La mère de Rubis, une agnelle nommée Emeraude, avait été génétiquement modifiée avec une protéine de méduse dans le cadre de recherches sur les greffons liées aux insuffisances cardiaques. La protéine de méduse, appelée GFP (Green fluorescent protein), donne une coloration fluorescente à l'organisme porteur et rend sa peau plus transparente, note Le Parisien.
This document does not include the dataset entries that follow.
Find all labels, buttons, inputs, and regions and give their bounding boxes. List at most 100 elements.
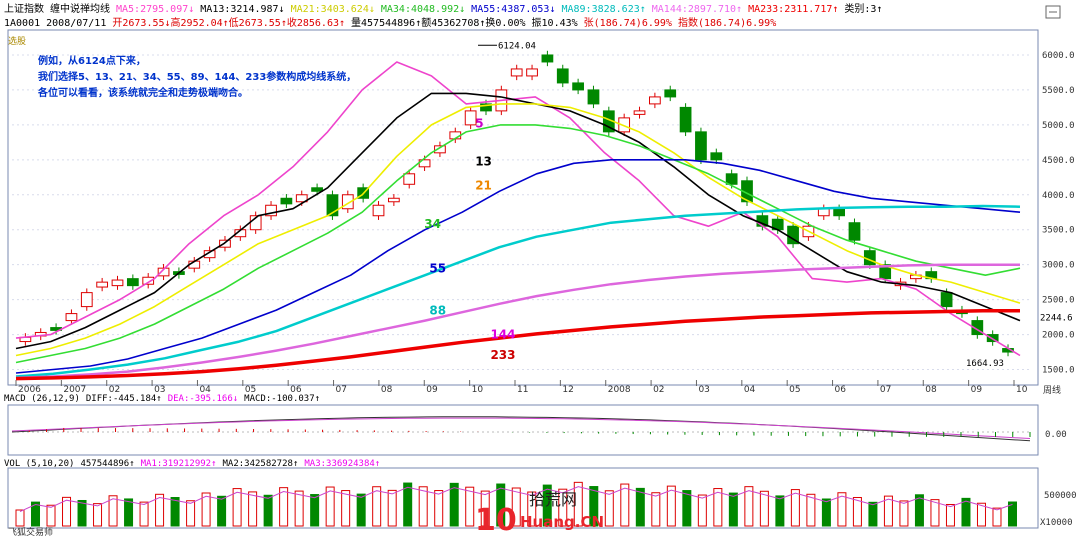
vol-bar — [790, 489, 800, 527]
hdr1-item: MA144:2897.710↑ — [652, 4, 742, 15]
candle — [649, 96, 661, 105]
vol-bar — [31, 501, 41, 527]
header-row-1: 上证指数 缠中说禅均线 MA5:2795.097↓ MA13:3214.987↓ MA2… — [4, 2, 882, 15]
y-tick-label: 3000.0 — [1042, 261, 1075, 271]
vol-bar — [170, 497, 180, 527]
vol-bar — [992, 507, 1002, 527]
vol-panel — [7, 467, 1039, 529]
svg-text:拾荒网: 拾荒网 — [529, 490, 577, 509]
candle — [556, 68, 569, 84]
hdr1-item: MA55:4387.053↓ — [471, 4, 555, 15]
vol-bar — [527, 491, 537, 527]
vol-bar — [821, 498, 831, 527]
candle — [541, 54, 554, 63]
candle — [96, 281, 109, 288]
vol-bar — [620, 483, 630, 527]
candle — [510, 68, 523, 77]
vol-bar — [682, 490, 692, 527]
vol-header-item: MA2:342582728↑ — [223, 459, 299, 469]
vol-bar — [635, 487, 645, 527]
y-tick-label: 3500.0 — [1042, 226, 1075, 236]
footer-app: 飞狐交易师 — [8, 526, 53, 538]
price-annotation: 1664.93 — [966, 359, 1004, 369]
vol-bar — [325, 486, 335, 527]
hdr2-item: 张(186.74)6.99% 指数(186.74)6.99% — [584, 16, 777, 29]
candle — [710, 152, 723, 161]
candle — [848, 222, 861, 241]
vol-bar — [1007, 501, 1017, 527]
candle — [311, 187, 323, 192]
y-tick-label: 5500.0 — [1042, 86, 1075, 96]
main-panel — [7, 29, 1039, 386]
x-tick-label: 2007 — [63, 385, 86, 395]
vol-bar — [263, 494, 273, 527]
macd-header-item: DIFF:-445.184↑ — [86, 394, 162, 404]
hdr1-item: MA233:2311.717↑ — [748, 4, 838, 15]
vol-bar — [449, 482, 459, 527]
candle — [480, 103, 492, 112]
ma-label-233: 233 — [490, 348, 515, 362]
vol-bar — [387, 489, 397, 527]
vol-bar — [806, 493, 816, 527]
vol-bar — [542, 484, 552, 527]
candle — [833, 208, 846, 217]
ma-label-88: 88 — [429, 303, 446, 317]
x-tick-label: 08 — [381, 385, 393, 395]
hdr1-item: MA13:3214.987↓ — [200, 4, 284, 15]
vol-ma-line — [19, 486, 1013, 513]
vol-bar — [62, 496, 72, 527]
vol-bar — [899, 500, 909, 527]
candle — [664, 89, 677, 98]
candle — [633, 110, 646, 115]
x-tick-label: 05 — [789, 385, 800, 395]
y-tick-label: 6000.0 — [1042, 51, 1075, 61]
hdr1-item: MA89:3828.623↑ — [561, 4, 645, 15]
macd-header-item: MACD (26,12,9) — [4, 394, 80, 404]
vol-bar — [558, 488, 568, 527]
vol-bar — [217, 495, 227, 527]
x-tick-label: 08 — [925, 385, 937, 395]
vol-bar — [744, 486, 754, 527]
ma-line-13 — [15, 92, 1021, 350]
candle — [679, 106, 692, 133]
candle — [126, 278, 139, 287]
vol-bar — [945, 503, 955, 527]
vol-bar — [294, 490, 304, 527]
x-tick-label: 09 — [426, 385, 438, 395]
candle — [971, 320, 984, 336]
x-tick-label: 06 — [835, 385, 847, 395]
x-tick-label: 03 — [698, 385, 709, 395]
panel-toggle-icon[interactable] — [1045, 5, 1061, 19]
x-tick-label: 04 — [744, 385, 756, 395]
x-tick-label: 02 — [653, 385, 664, 395]
annotation-line-3: 各位可以看看，该系统就完全和走势极端吻合。 — [37, 86, 248, 99]
vol-bar — [511, 487, 521, 527]
vol-bar — [914, 494, 924, 527]
vol-bar — [976, 502, 986, 527]
y-tick-label: 1500.0 — [1042, 366, 1075, 376]
macd-header-item: MACD:-100.037↑ — [244, 394, 320, 404]
period-label[interactable]: 周线 — [1043, 384, 1061, 396]
vol-bar — [697, 494, 707, 527]
select-tag[interactable]: 选股 — [8, 35, 26, 47]
candle — [879, 264, 892, 280]
candle — [587, 89, 600, 105]
ma-line-55 — [15, 159, 1021, 374]
candle — [403, 173, 416, 185]
x-tick-label: 2006 — [18, 385, 41, 395]
x-tick-label: 07 — [880, 385, 891, 395]
vol-bar — [186, 500, 196, 527]
x-tick-label: 10 — [472, 385, 484, 395]
ma-label-55: 55 — [429, 262, 446, 276]
candle — [65, 313, 78, 322]
annotation-box: 例如，从6124点下来， 我们选择5、13、21、34、55、89、144、23… — [37, 54, 356, 99]
vol-bar — [310, 494, 320, 527]
y-tick-label: 4000.0 — [1042, 191, 1075, 201]
candle — [326, 194, 339, 217]
hdr2-item: 1A0001 2008/07/11 — [4, 18, 106, 29]
price-annotation: 2244.6 — [1040, 313, 1073, 323]
vol-bar — [852, 497, 862, 527]
vol-bar — [248, 491, 258, 527]
ma-line-233 — [15, 309, 1020, 381]
vol-bar — [341, 490, 351, 527]
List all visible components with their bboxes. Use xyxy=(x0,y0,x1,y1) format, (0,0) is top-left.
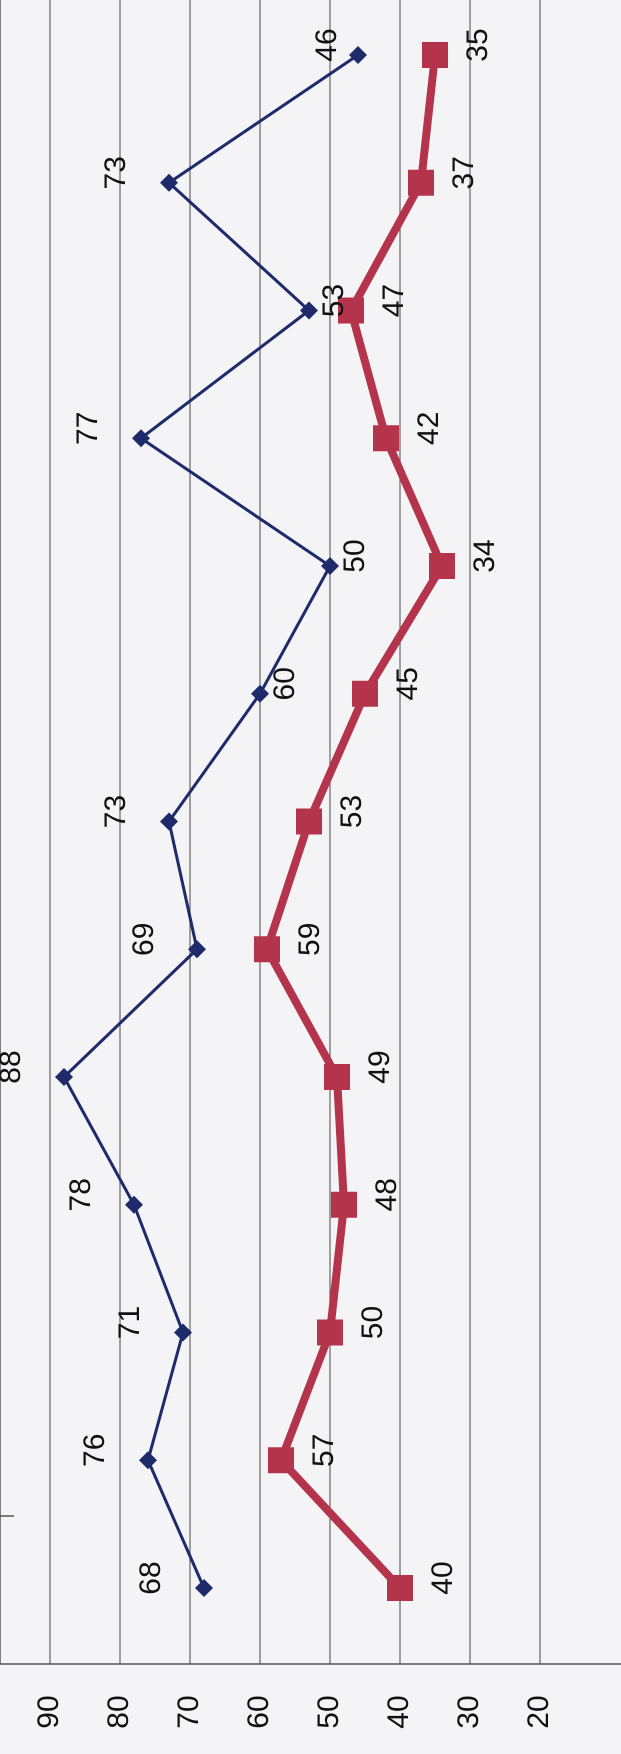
data-label: 77 xyxy=(71,412,104,445)
data-label: 42 xyxy=(412,412,445,445)
data-label: 49 xyxy=(363,1050,396,1083)
y-tick-label: 50 xyxy=(312,1695,345,1728)
diamond-marker xyxy=(188,940,206,959)
data-label: 60 xyxy=(268,667,301,700)
data-label: 57 xyxy=(307,1434,340,1467)
y-tick-label: 40 xyxy=(382,1695,415,1728)
diamond-marker xyxy=(139,1451,157,1470)
square-marker xyxy=(387,1575,413,1601)
square-marker xyxy=(317,1319,343,1346)
square-marker xyxy=(408,169,434,196)
data-label: 46 xyxy=(310,28,343,61)
square-marker xyxy=(296,808,322,835)
data-label: 59 xyxy=(293,923,326,956)
square-marker xyxy=(268,1447,294,1474)
diamond-marker xyxy=(195,1579,213,1597)
diamond-marker xyxy=(132,429,150,448)
gridlines xyxy=(49,0,541,1664)
data-label: 76 xyxy=(78,1434,111,1467)
square-marker xyxy=(373,425,399,452)
data-label: 45 xyxy=(391,667,424,700)
square-marker xyxy=(429,553,455,579)
y-tick-label: 90 xyxy=(32,1695,65,1728)
y-tick-label: 20 xyxy=(522,1695,555,1728)
data-label: 53 xyxy=(335,795,368,828)
y-tick-label: 60 xyxy=(242,1695,275,1728)
data-label: 69 xyxy=(127,923,160,956)
data-label: 88 xyxy=(0,1050,27,1083)
square-marker xyxy=(254,936,280,963)
data-label: 34 xyxy=(468,539,501,572)
diamond-marker xyxy=(125,1195,143,1214)
data-label: 40 xyxy=(426,1561,459,1594)
data-label: 47 xyxy=(377,284,410,317)
diamond-marker xyxy=(160,173,178,192)
data-label: 73 xyxy=(99,156,132,189)
diamond-marker xyxy=(55,1068,73,1086)
data-label: 37 xyxy=(447,156,480,189)
square-marker xyxy=(324,1064,350,1090)
y-tick-label: 80 xyxy=(102,1695,135,1728)
data-label: 73 xyxy=(99,795,132,828)
data-label: 35 xyxy=(461,28,494,61)
diamond-marker xyxy=(160,812,178,831)
data-markers xyxy=(55,42,455,1601)
data-label: 78 xyxy=(64,1178,97,1211)
diamond-marker xyxy=(174,1323,192,1342)
square-marker xyxy=(422,42,448,68)
data-label: 68 xyxy=(134,1561,167,1594)
square-marker xyxy=(352,680,378,707)
diamond-marker xyxy=(251,684,269,703)
data-label: 48 xyxy=(370,1178,403,1211)
square-marker xyxy=(338,297,364,324)
data-label: 50 xyxy=(356,1306,389,1339)
data-label: 50 xyxy=(338,539,371,572)
diamond-marker xyxy=(321,557,339,575)
diamond-marker xyxy=(349,46,367,64)
data-label: 53 xyxy=(317,284,350,317)
square-marker xyxy=(331,1191,357,1218)
y-tick-label: 30 xyxy=(452,1695,485,1728)
y-tick-label: 70 xyxy=(172,1695,205,1728)
diamond-marker xyxy=(300,301,318,320)
data-labels: 68 76 71 78 88 69 73 60 50 77 53 73 46 40 57 50 48 49 59 53… xyxy=(0,28,501,1594)
y-tick-labels: 90 80 70 60 50 40 30 20 xyxy=(32,1695,555,1728)
data-label: 71 xyxy=(113,1306,146,1339)
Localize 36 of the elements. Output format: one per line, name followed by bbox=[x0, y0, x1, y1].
Tous ses petits, dont Rubis, sont donc porteurs de la protéine. Mais selon l'Inra, "bien qu'elle n'aurait jamais dû être mise sur le marché, Rubis ne présente pas de risques sanitaires à la consommation".

Une enquête interne dévoilant des dysfonctionnements

L'Inra a immédiatement diligenté une enquête interne pour faire la lumière sur les faits, avant de saisir la justice, en juin 2015, pour "mise sur le marché d'un produit consistant en organismes génétiquement modifiés ou contenant de tels organismes", précise Le Parisien. Le parquet de Meaux a transmis l'affaire au pôle santé publique du tribunal de grande instance de Paris.

L'enquête a mis en évidence des "actes de malveillance" de la part de deux employés de l'UCEA. Elle a aussi démontré de nombreux dysfonctionnements sur les sites de Jouy-en-Josas (Yvelines) et Bressonvilliers (Essonne), comme "l'absence de confinement de la brebis OGM logée dans un haras avec des béliers" ou "l'absence d'identification spécifique des animaux OGM"

"Les faits sont inadmissibles et appellent la plus grande sévérité, réagit Benoît Malpaux, directeur du site de Jouy-en-Josas, dans les colonnes du quotidien. Nous sommes un institut de renommée mondiale, nous ne pouvons tolérer de tels agissements." Les responsables de cette erreur encourent un an de prison et 75 000 euros d'amende.